L'embellie dans le secteur de l'immobilier n'est pour demain car la crise est profonde et les mesures envisagées par le gouvernement ne sont pas à la hauteur des attentes ni les enjeux pour une activité pourvoyeurs d'emplois.
L'adage veut que quand le bâtiment va, tout va. Mais dans le contexte actuel, crise Coronavirus oblige, doublé d'un engagement en trompe-œil du gouvernement, tout porte à croire que l'embellie dans le secteur de l'immobilier n'est pour demain. Comme le souligne clairement Al-Amine NEJJAR, Vice-Président de l'Alliance des Economistes Istiqlaliens, « la persistance de la crise du secteur de l'immobilier depuis plusieurs années s'explique certes par un contexte économique défavorable mais aussi par la timidité des mesures gouvernementales entreprises depuis 2012 pour sortir ce secteur de sa léthargie ».
D'ailleurs, comme le rapporte le HCP, au 4ème trimestre 2020, on constate globalement une légère diminution de l'activité, selon le Haut-Commissariat au Plan. Cette évolution résulterait de la baisse d'activité prévue au niveau des branches des travaux de construction spécialisés et du Génie civil, ainsi que de la hausse d'activité attendue dans la branche de la construction de bâtiments. Ce qui pousse les chefs d'entreprises à anticiper sur cette baisse. Une situation qui résulte de plusieurs facteurs à commencer par l'Exécutif.
Baisse d'activité
Ces anticipations avancées par les chefs d'entreprises du secteur de la Construction, pour le 4ème trimestre 2020, font ressortir, globalement, une légère diminution de l'activité. Cette évolution résulterait, d'une part, de la baisse d'activité prévue au niveau des branches des « Travaux de construction spécialisés » et du « Génie civil » et, d'autre part, de la hausse d'activité attendue dans la branche de la « construction de bâtiments ». Cette baisse dans le secteur de la construction serait accompagnée par une chute des effectifs employés.

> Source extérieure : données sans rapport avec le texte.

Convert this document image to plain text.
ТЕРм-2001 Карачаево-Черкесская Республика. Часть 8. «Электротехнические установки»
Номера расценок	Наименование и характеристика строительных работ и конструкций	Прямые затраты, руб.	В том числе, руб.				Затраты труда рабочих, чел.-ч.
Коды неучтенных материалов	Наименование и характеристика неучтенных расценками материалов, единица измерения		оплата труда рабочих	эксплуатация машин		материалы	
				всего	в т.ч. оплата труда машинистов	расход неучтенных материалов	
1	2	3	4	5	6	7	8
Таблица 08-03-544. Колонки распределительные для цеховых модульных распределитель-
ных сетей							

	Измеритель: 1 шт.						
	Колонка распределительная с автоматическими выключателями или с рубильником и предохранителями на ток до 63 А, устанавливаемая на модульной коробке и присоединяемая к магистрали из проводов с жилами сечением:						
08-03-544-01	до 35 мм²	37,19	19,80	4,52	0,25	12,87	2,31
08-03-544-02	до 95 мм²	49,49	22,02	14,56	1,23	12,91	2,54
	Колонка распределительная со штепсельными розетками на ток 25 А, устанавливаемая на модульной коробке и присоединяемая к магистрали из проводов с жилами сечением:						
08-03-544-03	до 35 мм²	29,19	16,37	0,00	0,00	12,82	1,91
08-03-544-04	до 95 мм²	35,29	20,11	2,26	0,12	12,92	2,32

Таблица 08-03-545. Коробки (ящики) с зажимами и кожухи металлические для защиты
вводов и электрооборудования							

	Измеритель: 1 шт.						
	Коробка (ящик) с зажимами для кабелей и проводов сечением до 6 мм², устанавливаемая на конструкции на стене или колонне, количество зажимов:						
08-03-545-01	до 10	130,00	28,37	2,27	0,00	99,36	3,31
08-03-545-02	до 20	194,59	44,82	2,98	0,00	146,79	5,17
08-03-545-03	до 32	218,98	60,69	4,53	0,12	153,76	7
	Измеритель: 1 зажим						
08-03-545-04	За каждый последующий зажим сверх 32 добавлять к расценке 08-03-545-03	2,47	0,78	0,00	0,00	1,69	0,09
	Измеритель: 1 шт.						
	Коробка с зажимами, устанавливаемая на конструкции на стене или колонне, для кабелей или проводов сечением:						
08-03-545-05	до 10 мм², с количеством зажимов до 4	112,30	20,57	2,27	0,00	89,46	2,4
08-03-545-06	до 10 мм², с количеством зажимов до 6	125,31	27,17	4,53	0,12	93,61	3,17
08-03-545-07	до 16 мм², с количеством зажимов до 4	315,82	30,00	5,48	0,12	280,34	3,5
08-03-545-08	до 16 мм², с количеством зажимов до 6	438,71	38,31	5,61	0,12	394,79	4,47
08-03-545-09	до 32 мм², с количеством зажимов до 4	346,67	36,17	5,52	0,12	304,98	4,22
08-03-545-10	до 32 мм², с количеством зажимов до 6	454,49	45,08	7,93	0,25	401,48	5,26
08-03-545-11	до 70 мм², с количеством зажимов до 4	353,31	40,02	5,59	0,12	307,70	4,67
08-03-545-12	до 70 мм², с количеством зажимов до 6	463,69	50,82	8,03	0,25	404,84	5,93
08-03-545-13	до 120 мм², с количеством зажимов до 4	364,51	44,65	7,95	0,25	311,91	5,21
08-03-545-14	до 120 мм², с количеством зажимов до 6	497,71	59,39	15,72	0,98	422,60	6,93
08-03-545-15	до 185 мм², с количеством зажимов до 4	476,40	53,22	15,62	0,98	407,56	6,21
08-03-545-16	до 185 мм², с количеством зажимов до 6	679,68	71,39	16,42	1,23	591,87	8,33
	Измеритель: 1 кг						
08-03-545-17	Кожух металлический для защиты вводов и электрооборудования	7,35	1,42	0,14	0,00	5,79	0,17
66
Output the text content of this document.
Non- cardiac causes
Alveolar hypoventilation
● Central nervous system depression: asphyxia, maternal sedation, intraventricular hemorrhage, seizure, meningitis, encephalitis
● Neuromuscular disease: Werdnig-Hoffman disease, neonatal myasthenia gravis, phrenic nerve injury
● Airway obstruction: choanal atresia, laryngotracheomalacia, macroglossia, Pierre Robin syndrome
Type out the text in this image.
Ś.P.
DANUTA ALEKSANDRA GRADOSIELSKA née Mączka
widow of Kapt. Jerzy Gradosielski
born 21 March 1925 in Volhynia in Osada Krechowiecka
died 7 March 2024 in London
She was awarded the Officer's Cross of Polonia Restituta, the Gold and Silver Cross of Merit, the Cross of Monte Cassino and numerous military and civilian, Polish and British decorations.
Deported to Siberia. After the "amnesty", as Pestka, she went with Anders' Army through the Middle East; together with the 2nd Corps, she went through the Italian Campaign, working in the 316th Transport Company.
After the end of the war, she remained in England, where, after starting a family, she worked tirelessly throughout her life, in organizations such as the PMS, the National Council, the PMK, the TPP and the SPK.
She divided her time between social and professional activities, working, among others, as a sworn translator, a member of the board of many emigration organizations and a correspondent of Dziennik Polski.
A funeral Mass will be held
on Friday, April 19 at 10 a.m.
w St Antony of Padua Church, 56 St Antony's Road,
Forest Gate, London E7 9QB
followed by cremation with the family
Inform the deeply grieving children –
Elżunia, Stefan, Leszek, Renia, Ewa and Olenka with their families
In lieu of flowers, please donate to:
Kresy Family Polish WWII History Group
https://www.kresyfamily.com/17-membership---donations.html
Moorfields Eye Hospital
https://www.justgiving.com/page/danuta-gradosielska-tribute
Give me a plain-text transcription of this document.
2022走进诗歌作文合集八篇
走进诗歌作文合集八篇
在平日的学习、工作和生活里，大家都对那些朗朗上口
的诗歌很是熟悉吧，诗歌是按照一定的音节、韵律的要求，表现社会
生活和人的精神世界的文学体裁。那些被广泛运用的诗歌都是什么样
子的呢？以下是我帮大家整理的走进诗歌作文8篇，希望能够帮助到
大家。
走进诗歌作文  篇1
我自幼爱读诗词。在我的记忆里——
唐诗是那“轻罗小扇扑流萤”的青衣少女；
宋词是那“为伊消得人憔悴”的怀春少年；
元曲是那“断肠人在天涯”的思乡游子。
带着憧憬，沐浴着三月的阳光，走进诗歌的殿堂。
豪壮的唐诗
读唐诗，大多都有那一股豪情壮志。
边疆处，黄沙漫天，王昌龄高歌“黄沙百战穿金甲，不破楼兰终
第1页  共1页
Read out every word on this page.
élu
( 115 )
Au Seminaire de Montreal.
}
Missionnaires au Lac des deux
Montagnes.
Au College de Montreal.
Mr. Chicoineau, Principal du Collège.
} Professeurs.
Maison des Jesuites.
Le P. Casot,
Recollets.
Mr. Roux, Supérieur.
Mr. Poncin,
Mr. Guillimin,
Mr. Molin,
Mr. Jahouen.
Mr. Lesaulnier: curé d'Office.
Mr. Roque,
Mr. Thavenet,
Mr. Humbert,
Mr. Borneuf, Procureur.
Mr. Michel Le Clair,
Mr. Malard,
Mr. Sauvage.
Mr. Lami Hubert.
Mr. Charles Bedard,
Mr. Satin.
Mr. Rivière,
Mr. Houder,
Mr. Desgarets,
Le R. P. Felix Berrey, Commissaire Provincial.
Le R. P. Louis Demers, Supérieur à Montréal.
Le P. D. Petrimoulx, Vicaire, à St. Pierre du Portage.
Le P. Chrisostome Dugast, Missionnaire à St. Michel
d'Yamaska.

Fallait-il prévoir ce scénario ? Ceci fait dire à M. Nejjar que la réaction du gouvernement à travers la Loi de finances rectificative 2020 a été tout à fait timide car « elle s'est limitée à proposer dans la première mouture la mise en place d'un abattement de 50% des droits d'enregistrement uniquement en cas d'acquisition de logements construits pour une valeur maximale de 1 million de dirhams. Une deuxième mesure a été également proposée, et qui vise à l'extension du délai de livraison pour le logement social de six mois pour les conventions dont l'échéance de cinq ans arrive son terme entre le 20 mars 2020 et le 31 décembre 2020 ».
D'ailleurs, l'AEI dans un communiqué le 1er mai 2020 a appelé le gouvernement à adopter des mesures d'urgence pour sauvegarder le secteur de l'immobilier jusqu'à fin décembre 2021. Ce plan intitulé « Tous solidaires pour sauver les emplois du secteur de l'immobilier » repose sur des mesures dont la relance de la demande et celle de l'activité de l'industrie de la construction à travers le FOGARIM.
Conditions particulières
Concernant l'autre mesure gouvernementale qu'est la prorogation de la suppression et exonération partielle des droits d'enregistrement jusqu'à juin 2021 avec augmentation de la limite à 4 millions de dirhams, l'économiste istiqlalien s'interroge sur le bien-fondé d'une initiative. Pourquoi s'arrêter à fin juin 2021 alors que logiquement vu qu'on présente une Loi de finances annuelle on aurait pu proroger cette disposition à fin 2021 comme revendiqué par l'AEI?, se demande-il.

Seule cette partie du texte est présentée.